Governor Vyacheslav Gladkov reported a number of blasts in the city of nearly 400,000 some 40km north of the border with Ukraine.
At least 11 apartment buildings and 39 houses were damaged, including five that were destroyed, Gladkov said on the Telegram messaging app.
Senior Russian lawmaker Andrei Klishas accused Ukraine of shelling Belgorod and called for a military response.
"The death of civilians and the destruction of civilian infrastructure in Belgorod are a direct act of aggression on the part of Ukraine and require the most severe - including a military - response," Klishas wrote on Telegram.
Moscow has accused Kyiv of several attacks on Belgorod and other regions bordering Ukraine since Russia's February 24 invasion. Ukraine has not claimed responsibility but has described the incidents as payback for Russia's invasion.
There was no immediate reaction from Ukraine to the latest attack and Reuters could not independently verify the Russian accounts.
Thousands of civilians have been killed and cities levelled since Russia invaded in what Ukraine its Western allies say is an unprovoked war of aggression. Russia denies targeting civilians in what President Vladimir Putin calls a "special military operation" to demilitarise its neighbour.
Russia is focussed on driving Ukrainian forces out of Luhansk and Donetsk provinces in the Donbas, where Moscow-backed separatists have been fighting Kyiv since Russia's first military intervention in Ukraine in 2014.
Ukrainian troops on the eastern front lines describe intense artillery barrages on residential areas, especially around Lysychansk, the last holdout city in Luhansk.
Russian forces seized Lysychansk's sister city Sievierodonetsk, across the Siverskiy Donets river, last month after some of the heaviest fighting of the war.
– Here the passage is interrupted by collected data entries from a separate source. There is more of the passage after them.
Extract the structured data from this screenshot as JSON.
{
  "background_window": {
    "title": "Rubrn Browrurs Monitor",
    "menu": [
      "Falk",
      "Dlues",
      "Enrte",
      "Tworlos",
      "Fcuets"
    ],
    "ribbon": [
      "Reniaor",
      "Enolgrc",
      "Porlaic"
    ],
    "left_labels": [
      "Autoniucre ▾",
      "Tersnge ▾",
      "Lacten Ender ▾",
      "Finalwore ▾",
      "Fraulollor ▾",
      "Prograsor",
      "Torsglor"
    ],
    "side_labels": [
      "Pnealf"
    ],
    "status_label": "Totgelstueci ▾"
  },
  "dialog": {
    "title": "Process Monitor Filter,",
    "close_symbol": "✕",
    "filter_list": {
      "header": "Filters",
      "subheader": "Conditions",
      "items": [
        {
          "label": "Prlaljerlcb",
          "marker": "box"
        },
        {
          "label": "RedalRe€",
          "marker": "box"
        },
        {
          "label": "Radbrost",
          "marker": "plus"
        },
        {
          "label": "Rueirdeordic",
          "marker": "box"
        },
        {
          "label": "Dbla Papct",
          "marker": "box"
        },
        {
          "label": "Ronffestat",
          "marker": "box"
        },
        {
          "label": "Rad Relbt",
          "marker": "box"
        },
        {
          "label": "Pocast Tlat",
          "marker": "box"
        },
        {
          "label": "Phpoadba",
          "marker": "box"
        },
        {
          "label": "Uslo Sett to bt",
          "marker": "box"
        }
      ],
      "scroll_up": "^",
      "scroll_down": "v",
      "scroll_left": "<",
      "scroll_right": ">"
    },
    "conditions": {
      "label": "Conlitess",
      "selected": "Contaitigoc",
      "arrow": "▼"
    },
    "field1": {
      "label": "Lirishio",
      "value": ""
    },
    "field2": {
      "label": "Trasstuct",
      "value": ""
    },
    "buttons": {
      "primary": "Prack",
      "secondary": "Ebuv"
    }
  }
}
Russian media showed video of Luhansk militia parading in Lysychansk streets waving flags and cheering, but Ukraine National Guard spokesman Ruslan Muzychuk told Ukrainian television the city remained in Ukrainian hands.
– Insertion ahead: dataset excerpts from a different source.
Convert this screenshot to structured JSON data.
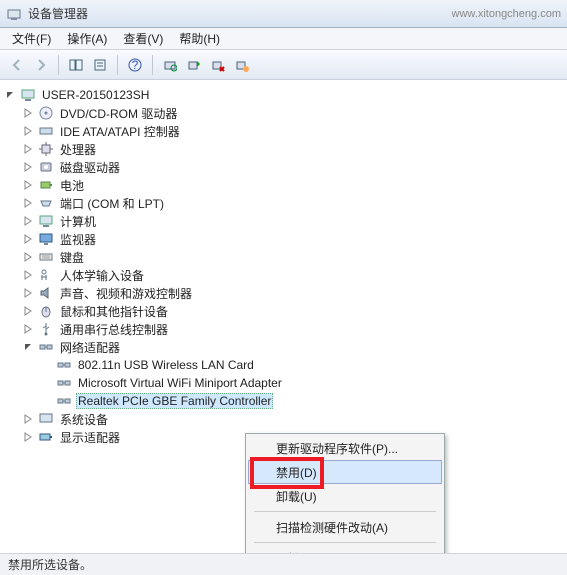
{
  "window": {
    "title": "设备管理器",
    "hidden_addr": "www.xitongcheng.com"
  },
  "menus": {
    "file": "文件(F)",
    "action": "操作(A)",
    "view": "查看(V)",
    "help": "帮助(H)"
  },
  "tree": {
    "root": "USER-20150123SH",
    "nodes": {
      "dvd": "DVD/CD-ROM 驱动器",
      "ide": "IDE ATA/ATAPI 控制器",
      "cpu": "处理器",
      "disk": "磁盘驱动器",
      "battery": "电池",
      "ports": "端口 (COM 和 LPT)",
      "computer": "计算机",
      "monitor": "监视器",
      "keyboard": "键盘",
      "hid": "人体学输入设备",
      "sound": "声音、视频和游戏控制器",
      "mouse": "鼠标和其他指针设备",
      "usb": "通用串行总线控制器",
      "netadapters": "网络适配器",
      "net1": "802.11n USB Wireless LAN Card",
      "net2": "Microsoft Virtual WiFi Miniport Adapter",
      "net3": "Realtek PCIe GBE Family Controller",
      "system": "系统设备",
      "display": "显示适配器"
    }
  },
  "context": {
    "update_driver": "更新驱动程序软件(P)...",
    "disable": "禁用(D)",
    "uninstall": "卸载(U)",
    "scan": "扫描检测硬件改动(A)",
    "properties": "属性(R)"
  },
  "status": "禁用所选设备。"
}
"Now there are fierce battles near Lysychansk, however, fortunately, the city is not surrounded and is under the control of the Ukrainian army," Muzychuk said.
Reuters could not independently verify the battlefield reports.
Zelenskiy adviser Oleksiy Arestovych said Russian forces had finally crossed the Siverskiy Donets river and were approaching the city from the north.
"This is indeed a threat. We shall see. I do not rule out any one of a number of outcomes here. Things will become much more clear within a day or two," he said.
Arestovych said, however, that taking Lysychansk would complicate matters strategically for the Russians as they would have to focus on six major cities in the industrialised eastern Donbas region, spreading their forces more thinly.
He added: "The more Western weapons come to the front, the more the picture changes in favour of Ukraine." Ukraine has repeatedly appealed for more weapons from the West, saying its forces are heavily outgunned.